After reviewing this paper, we think that in general, authors publishing pharmacometric models must provide sufficient detail in the Methods section so that those familiar with the methodology can learn from and apply these methods in their work. This may be achieved with supplementary materials, an example of this is the paper by Duong et al. where supplementary methods were provided to describe the modelling in more detail than was provided in the main text 10. Furthermore, for reader wanting to learn more about pharmacometric models, a good introduction to interpreting pharmacometric models can be found in the paper by Wright et al. 11 and the review by Standing 12. A good way to identify pharmacometric models with clinical utility is whether they have dose simulations based on patient characteristics such as body weight 13 or renal function 14 or if they explore the appropriateness of current clinical guidelines for dosing 15, 16.
Different types of pharmacometric models serve different purposes and their clinical utility is dependent on this context. The motivating example in this editorial was a model validation paper. The paper did verify the predictive performance of the published model in a similar patient population on which it was built, but could not be extrapolated to new populations. This paper demonstrates that the previously published model can be used to predict midazolam doses in children but not in preterm neonates or adults.

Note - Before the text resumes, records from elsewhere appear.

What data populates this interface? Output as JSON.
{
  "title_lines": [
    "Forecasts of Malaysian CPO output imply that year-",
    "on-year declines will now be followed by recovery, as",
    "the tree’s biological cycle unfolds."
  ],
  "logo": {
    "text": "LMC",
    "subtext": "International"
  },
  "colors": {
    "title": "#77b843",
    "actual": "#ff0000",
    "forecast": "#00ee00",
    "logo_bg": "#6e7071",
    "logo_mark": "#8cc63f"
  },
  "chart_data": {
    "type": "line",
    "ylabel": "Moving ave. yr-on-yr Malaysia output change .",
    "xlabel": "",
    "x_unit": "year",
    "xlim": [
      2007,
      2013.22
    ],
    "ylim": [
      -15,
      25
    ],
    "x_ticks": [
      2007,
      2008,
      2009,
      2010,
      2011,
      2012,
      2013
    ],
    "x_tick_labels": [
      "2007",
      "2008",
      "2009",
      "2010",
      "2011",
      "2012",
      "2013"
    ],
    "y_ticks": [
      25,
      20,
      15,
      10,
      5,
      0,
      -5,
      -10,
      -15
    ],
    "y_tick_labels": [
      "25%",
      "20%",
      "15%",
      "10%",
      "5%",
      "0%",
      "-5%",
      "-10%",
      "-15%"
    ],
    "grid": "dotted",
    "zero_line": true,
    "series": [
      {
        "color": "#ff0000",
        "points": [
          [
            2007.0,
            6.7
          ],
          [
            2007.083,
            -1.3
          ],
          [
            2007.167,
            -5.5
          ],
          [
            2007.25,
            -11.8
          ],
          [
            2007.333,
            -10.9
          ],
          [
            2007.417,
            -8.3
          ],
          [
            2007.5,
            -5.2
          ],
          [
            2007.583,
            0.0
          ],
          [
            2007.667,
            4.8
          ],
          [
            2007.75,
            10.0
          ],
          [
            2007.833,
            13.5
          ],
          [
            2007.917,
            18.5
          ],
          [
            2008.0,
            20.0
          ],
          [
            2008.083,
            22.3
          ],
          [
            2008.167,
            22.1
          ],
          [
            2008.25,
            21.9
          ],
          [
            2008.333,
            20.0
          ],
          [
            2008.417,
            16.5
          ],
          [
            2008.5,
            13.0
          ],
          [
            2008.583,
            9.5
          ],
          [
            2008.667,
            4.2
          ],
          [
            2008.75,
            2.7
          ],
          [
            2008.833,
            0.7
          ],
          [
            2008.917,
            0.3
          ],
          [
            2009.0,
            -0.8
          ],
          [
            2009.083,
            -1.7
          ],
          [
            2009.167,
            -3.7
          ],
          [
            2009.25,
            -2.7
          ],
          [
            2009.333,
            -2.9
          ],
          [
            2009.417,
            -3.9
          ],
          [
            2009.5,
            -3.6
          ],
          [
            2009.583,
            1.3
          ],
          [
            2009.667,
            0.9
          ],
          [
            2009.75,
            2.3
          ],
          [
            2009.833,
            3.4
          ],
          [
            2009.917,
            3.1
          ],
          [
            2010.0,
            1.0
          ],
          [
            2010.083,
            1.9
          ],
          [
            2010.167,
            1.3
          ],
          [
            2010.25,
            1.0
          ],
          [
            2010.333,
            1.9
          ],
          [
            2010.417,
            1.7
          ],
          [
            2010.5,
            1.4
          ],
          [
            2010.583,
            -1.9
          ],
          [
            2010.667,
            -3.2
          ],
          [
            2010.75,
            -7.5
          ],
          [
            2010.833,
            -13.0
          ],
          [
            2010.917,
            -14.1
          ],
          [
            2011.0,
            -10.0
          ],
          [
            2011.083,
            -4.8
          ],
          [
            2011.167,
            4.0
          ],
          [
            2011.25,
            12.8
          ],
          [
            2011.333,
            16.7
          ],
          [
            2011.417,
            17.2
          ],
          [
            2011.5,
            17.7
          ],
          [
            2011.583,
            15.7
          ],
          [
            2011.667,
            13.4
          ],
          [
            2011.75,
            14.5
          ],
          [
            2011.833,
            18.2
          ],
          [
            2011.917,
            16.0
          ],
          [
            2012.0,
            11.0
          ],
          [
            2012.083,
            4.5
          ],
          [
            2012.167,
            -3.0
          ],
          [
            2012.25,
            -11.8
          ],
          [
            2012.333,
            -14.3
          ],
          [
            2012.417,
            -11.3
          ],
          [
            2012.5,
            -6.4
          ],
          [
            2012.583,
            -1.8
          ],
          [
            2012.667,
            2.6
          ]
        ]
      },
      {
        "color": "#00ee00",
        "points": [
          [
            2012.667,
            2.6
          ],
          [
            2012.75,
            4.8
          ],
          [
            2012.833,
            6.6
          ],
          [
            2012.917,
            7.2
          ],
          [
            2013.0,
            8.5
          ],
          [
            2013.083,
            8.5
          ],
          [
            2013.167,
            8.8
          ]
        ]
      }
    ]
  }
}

Kumar, S. S. , Biltaji, E. , Bies, R. , and Sherwin, C. M. (2018) The clinical utility of pharmacometric models. Br J Clin Pharmacol, 84: 1413–1414. doi: 10.1111/bcp.13603.
Footnotes
Note that we refer to validation as outlined in the FDA's Guidance for Industry 6.
Model validation takes a published model (this includes the fixed and random effects, i.e. final mean parameters, their variability and covariate relationships) and applies it to another dataset. It does not modify the underlying model but verifies its predictive performance.